Pediatric Metastatic Pheochromocytoma and Paraganglioma: Clinical Presentation and Diagnosis, Genetics, and Therapeutic Approaches

Abstract

Although pediatric pheochromocytomas and paragangliomas (PPGLs) are rare, they have important differences compared to those in adults. Unfortunately, without timely diagnosis and management, these tumors have a potentially devastating impact on pediatric patients. Pediatric PPGLs are more often extra-adrenal, multifocal/metastatic, and recurrent, likely due to these tumors being more commonly due to a genetic predisposition than in adults. This genetic risk results in disease manifestations at an earlier age giving these tumors time to advance before detection. In spite of these problematic features, advances in the molecular and biochemical characterization of PPGLs have heralded an age of increasingly personalized medicine. An understanding of the genetic basis for an individual patient's tumor provides insight into its natural history and can guide clinicians in management of this challenging disease. In pediatric PPGLs, mutations in genes related to pseudohypoxia are most commonly seen, including the von Hippel-Lindau gene (VHL) and succinate dehydrogenase subunit (SDHx) genes, with the highest risk for metastatic disease associated with variants in SDHB and SDHA. Such pathogenic variants are associated with a noradrenergic biochemical phenotype with resultant sustained catecholamine release and therefore persistent symptoms. This is in contrast to paroxysmal symptoms (e.g., episodic hypertension, palpitations, and diaphoresis/flushing) as seen in the adrenergic, or epinephrine-predominant, biochemical phenotype (due to episodic catecholamine release) that is commonly observed in adults.

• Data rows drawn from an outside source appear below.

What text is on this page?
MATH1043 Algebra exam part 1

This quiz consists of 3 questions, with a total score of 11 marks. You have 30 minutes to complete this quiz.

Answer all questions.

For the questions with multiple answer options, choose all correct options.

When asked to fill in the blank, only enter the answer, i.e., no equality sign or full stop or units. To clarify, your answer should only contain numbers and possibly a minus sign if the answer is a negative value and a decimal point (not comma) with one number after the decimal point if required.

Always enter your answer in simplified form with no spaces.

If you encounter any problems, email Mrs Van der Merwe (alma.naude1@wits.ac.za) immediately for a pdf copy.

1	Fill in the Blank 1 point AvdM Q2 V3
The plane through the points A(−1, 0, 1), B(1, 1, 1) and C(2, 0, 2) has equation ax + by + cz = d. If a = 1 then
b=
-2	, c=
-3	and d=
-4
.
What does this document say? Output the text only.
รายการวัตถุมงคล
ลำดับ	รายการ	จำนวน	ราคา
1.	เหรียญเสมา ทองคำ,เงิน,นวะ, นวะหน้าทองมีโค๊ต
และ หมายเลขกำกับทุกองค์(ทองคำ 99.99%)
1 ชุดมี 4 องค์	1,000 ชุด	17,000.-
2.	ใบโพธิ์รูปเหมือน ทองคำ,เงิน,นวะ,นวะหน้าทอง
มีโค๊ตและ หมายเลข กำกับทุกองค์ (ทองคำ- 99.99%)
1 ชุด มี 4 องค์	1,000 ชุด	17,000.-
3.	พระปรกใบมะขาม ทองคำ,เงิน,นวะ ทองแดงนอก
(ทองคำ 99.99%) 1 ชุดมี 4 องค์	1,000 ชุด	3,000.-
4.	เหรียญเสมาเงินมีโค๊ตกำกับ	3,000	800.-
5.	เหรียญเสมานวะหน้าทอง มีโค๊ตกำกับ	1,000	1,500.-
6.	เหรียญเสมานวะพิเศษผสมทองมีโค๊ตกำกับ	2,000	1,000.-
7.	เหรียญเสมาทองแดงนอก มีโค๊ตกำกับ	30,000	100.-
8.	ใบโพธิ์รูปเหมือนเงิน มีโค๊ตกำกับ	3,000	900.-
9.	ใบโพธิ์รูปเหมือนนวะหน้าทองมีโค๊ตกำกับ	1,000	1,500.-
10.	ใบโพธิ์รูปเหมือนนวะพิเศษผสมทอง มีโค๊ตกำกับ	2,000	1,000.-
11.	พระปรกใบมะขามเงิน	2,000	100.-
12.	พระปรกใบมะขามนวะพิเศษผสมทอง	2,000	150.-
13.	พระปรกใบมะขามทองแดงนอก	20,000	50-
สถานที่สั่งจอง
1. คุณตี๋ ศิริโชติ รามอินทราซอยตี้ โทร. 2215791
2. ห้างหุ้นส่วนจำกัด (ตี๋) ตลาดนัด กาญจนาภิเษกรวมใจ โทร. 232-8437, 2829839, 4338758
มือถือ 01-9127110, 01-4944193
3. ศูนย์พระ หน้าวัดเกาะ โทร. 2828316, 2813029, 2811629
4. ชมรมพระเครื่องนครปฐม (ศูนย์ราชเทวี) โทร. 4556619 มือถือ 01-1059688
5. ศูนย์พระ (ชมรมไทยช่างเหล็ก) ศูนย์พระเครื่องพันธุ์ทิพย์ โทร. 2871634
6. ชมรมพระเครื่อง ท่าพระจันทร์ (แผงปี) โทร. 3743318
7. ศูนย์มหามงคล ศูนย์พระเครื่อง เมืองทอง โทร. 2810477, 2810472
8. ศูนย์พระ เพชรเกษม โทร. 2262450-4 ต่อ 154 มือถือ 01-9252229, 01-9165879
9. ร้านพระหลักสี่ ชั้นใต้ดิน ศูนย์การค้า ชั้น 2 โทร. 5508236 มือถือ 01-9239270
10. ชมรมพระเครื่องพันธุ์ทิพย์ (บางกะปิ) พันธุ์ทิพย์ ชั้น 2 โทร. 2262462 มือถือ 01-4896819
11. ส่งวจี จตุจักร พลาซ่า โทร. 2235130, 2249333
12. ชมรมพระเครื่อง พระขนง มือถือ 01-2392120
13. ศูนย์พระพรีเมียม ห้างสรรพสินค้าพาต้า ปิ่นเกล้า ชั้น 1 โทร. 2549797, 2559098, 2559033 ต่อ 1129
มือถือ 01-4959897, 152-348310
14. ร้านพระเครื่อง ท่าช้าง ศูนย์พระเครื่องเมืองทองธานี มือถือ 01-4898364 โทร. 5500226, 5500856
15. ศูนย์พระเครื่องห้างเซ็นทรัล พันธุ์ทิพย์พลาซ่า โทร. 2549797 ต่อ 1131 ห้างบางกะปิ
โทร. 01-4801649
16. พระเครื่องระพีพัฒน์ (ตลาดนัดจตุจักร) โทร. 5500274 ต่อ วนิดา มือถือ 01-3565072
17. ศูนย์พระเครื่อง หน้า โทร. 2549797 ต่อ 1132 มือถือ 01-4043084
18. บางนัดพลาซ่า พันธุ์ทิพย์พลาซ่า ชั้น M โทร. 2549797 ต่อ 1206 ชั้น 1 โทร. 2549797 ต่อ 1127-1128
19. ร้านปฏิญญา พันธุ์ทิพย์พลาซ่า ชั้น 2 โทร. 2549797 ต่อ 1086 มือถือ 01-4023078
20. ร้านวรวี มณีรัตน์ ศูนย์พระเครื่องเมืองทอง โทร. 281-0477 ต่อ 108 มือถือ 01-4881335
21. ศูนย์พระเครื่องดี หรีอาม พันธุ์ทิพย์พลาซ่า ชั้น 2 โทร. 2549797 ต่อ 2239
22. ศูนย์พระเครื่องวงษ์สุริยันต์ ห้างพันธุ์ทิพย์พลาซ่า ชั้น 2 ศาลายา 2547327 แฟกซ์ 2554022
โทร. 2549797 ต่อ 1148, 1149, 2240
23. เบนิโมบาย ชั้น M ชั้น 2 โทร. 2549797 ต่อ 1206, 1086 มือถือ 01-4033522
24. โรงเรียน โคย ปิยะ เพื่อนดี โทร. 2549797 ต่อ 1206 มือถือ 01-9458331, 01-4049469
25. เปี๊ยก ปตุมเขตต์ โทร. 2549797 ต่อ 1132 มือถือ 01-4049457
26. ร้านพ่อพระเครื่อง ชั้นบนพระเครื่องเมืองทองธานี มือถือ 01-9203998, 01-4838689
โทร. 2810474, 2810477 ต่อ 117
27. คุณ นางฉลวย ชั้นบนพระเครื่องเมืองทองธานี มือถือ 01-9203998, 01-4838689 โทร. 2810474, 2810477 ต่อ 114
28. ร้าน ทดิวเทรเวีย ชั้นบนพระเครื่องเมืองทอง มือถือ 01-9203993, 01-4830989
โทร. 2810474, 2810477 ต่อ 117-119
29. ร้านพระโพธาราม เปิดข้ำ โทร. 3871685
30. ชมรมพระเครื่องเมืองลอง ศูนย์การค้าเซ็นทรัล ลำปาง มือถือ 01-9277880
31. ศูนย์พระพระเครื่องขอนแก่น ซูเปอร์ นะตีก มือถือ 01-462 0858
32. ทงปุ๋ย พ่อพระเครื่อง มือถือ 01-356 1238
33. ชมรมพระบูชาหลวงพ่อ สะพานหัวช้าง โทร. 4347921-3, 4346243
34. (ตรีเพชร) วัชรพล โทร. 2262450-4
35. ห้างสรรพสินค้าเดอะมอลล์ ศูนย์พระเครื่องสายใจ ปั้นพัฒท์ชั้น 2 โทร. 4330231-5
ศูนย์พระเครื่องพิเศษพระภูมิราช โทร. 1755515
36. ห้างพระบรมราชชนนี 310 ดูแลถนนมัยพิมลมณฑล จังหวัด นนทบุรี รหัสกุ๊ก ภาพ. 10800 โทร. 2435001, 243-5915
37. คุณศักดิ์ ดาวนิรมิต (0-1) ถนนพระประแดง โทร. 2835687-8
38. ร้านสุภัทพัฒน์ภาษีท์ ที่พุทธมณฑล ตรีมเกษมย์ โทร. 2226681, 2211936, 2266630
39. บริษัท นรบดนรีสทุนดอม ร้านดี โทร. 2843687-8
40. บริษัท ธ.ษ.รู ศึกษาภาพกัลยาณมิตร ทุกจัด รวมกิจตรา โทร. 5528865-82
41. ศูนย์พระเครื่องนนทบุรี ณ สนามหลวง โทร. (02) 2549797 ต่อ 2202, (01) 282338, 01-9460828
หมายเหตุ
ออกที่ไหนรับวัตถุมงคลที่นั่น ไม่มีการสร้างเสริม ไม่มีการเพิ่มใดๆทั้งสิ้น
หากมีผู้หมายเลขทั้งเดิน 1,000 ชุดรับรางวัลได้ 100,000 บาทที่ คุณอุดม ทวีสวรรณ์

Additionally, PPGLs in children more often present with signs and symptoms of catecholamine excess. Therefore, children, adolescents, and young adults present differently from older adults (e.g., the prototypical presentation of palpitations, perspiration, and pounding headaches in the setting of an isolated adrenal mass). These presentations are a direct result of genetic determinants and highlight the need for pediatricians to recognize these differences in order to expedite appropriate evaluations, including genetic testing. Identification and familiarity with causative genes inform surveillance and treatment strategies to improve outcomes in pediatric patients with PPGL.

Keywords: clinical presentation; diagnosis; genetics; metastatic; paraganglioma; pediatric; pheochromocytoma; therapeutic approach.

Figure 1

Catecholamines and metanephrines are derived from tyrosine by the enzyme tyrosine hydroxylase (TH), resulting in L-3,4-dihydroxyphenylalanine (L-DOPA). Aromatic L-amino acid decarboxylase (AACD) generates dopamine from L-DOPA. Dopamine β-hydroxylase (DBH) acts on dopamine to produce norepinephrine, followed by the enzyme phenylethanolamine N-methyltransferase (PNMT) to yield epinephrine. Norepinephrine and epinephrine are O-methylated by catechol-O-methyltransferase (COMT) to produce normetanephrine and metanephrine, respectively. The corresponding O-methylated metabolite of dopamine is 3-methyoxytyramine (3-MT). Metyrosine inhibits (red) TH. Glucocorticoids stimulate (green) PNMT.

Figure 2

Anterior maximal intensity projection (MIP) images of the ¹⁸F-FDG PET/CT (A) and ⁶⁸Ga-DOTATATE PET/CT (B) studies of a 10-year-old SDHB positive girl. She was diagnosed initially with metastatic disease at the age of 8 years. Her right paraaortic, retroperitoneal primary paraganglioma was surgically resected. On presentation to our institution, the progression of her disease was demonstrated by metastatic lesions in bone, lungs, and abdomen as shown in the images (A, B). The single red arrow on image (A) indicates the one lesion (abutting bowel) localized by ¹⁸F-FDG PET/CT that is not visualized by the ⁶⁸Ga-DOTATATE PET/CT. Similarly, all the additional lesions (transverse process of T4 spine, L2-L5 vertebral bodies, left ilium, and left and right iliac wings) localized by the ⁶⁸Ga-DOTATATE PET/CT (blue arrows) are not visualized by ¹⁸F-FDG PET/CT (B). This figure was adapted from the figure that was initially published as Figure 2 by Jha et al. (70).